Common people didn't know about their works because they were published in Latin, so the few commoners who were literate were unable to read them.

Comment Re:Even more fundamental assumption (Score 1) 210

For every Newton you can cite, there were thousands of minstrels who didn't share their songs and blacksmiths, bakers, cobblers, stone masons, swordsmiths, etc. who didn't share their secrets. You used to have to be initiated into a guild to learn any of those things.
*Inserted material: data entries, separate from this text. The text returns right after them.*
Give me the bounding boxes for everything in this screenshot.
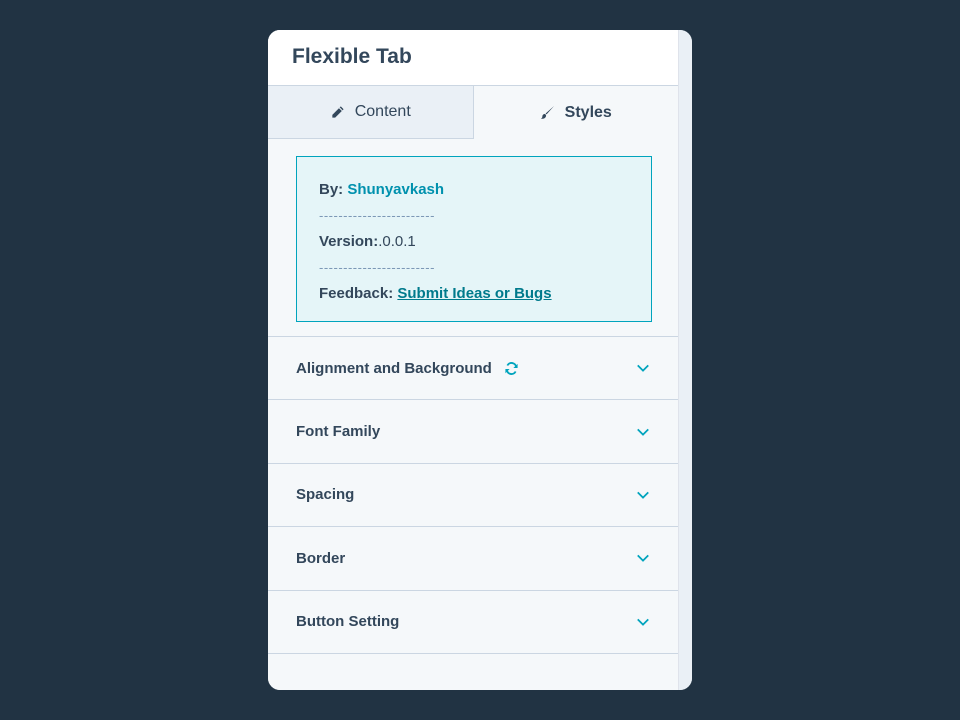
section-alignment-background[interactable]: Alignment and Background [268, 337, 678, 401]
section-label: Font Family [296, 423, 381, 441]
separator: ------------------------ [319, 260, 435, 275]
separator: ------------------------ [319, 208, 435, 223]
scrollbar-track[interactable] [678, 30, 692, 690]
author-name: Shunyavkash [347, 181, 445, 198]
chevron-down-icon [637, 491, 649, 499]
panel-title: Flexible Tab [292, 45, 412, 68]
tab-styles-label: Styles [564, 103, 612, 121]
section-label: Alignment and Background [296, 359, 492, 377]
style-sections: Alignment and Background Font Family Spa… [268, 336, 678, 654]
chevron-down-icon [637, 555, 649, 563]
version-value: .0.0.1 [378, 233, 416, 250]
chevron-down-icon [637, 364, 649, 373]
panel-content: Flexible Tab Content Styles By: Shunyavk… [268, 30, 678, 690]
tab-styles[interactable]: Styles [473, 86, 678, 139]
tab-bar: Content Styles [268, 86, 678, 139]
chevron-down-icon [637, 618, 649, 626]
version-label: Version: [319, 233, 379, 250]
feedback-line: Feedback: Submit Ideas or Bugs [319, 281, 629, 307]
section-spacing[interactable]: Spacing [268, 464, 678, 528]
section-label: Spacing [296, 486, 355, 504]
section-font-family[interactable]: Font Family [268, 400, 678, 464]
by-label: By: [319, 181, 344, 198]
feedback-label: Feedback: [319, 285, 394, 302]
tab-content[interactable]: Content [268, 86, 474, 138]
section-button-setting[interactable]: Button Setting [268, 591, 678, 654]
tab-content-label: Content [354, 103, 411, 120]
section-label: Button Setting [296, 613, 400, 631]
chevron-down-icon [637, 428, 649, 436]
version-line: Version:.0.0.1 [319, 229, 629, 255]
brush-icon [540, 105, 554, 119]
flexible-tab-panel: Flexible Tab Content Styles By: Shunyavk… [268, 30, 692, 690]
author-line: By: Shunyavkash [319, 177, 629, 203]
section-label: Border [296, 549, 346, 567]
panel-header: Flexible Tab [268, 30, 678, 86]
section-border[interactable]: Border [268, 527, 678, 591]
pencil-icon [332, 105, 344, 118]
module-info-box: By: Shunyavkash ------------------------… [296, 156, 652, 322]
refresh-icon[interactable] [504, 361, 519, 376]
feedback-link[interactable]: Submit Ideas or Bugs [397, 285, 551, 302]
Most craft knowledge was lost through illiteracy, not guild protectionism. Few European countries in the Middle Ages had literacy rates in excess of 3%, so the chances of craft practices being written about were remote, because those who were literate had no notable interest in them. And while it is true that some guilds became powerful, they only existed on a local level, and their power came from letters of marque or letters patent from rulers that gave them a monopoly on the practice of a trade in a particular town or city. Not being a member of the correct guild within a jurisdiction meant that it was against the law to do whatever it was that the guild controlled, so the members of the guild grew rich because there was no competition for their services.

Comment Re:Some fundamental, unchecked assumption here ? (Score 1) 210

It is not obvious because turning ideas into viable economic products is an aspect of the totality of innovation, not the entirety of it. So stenvar's question was completely correct, because while it is true that patents affect some types of innovation, they do not affect all of them, so they are not a regulation of innovation.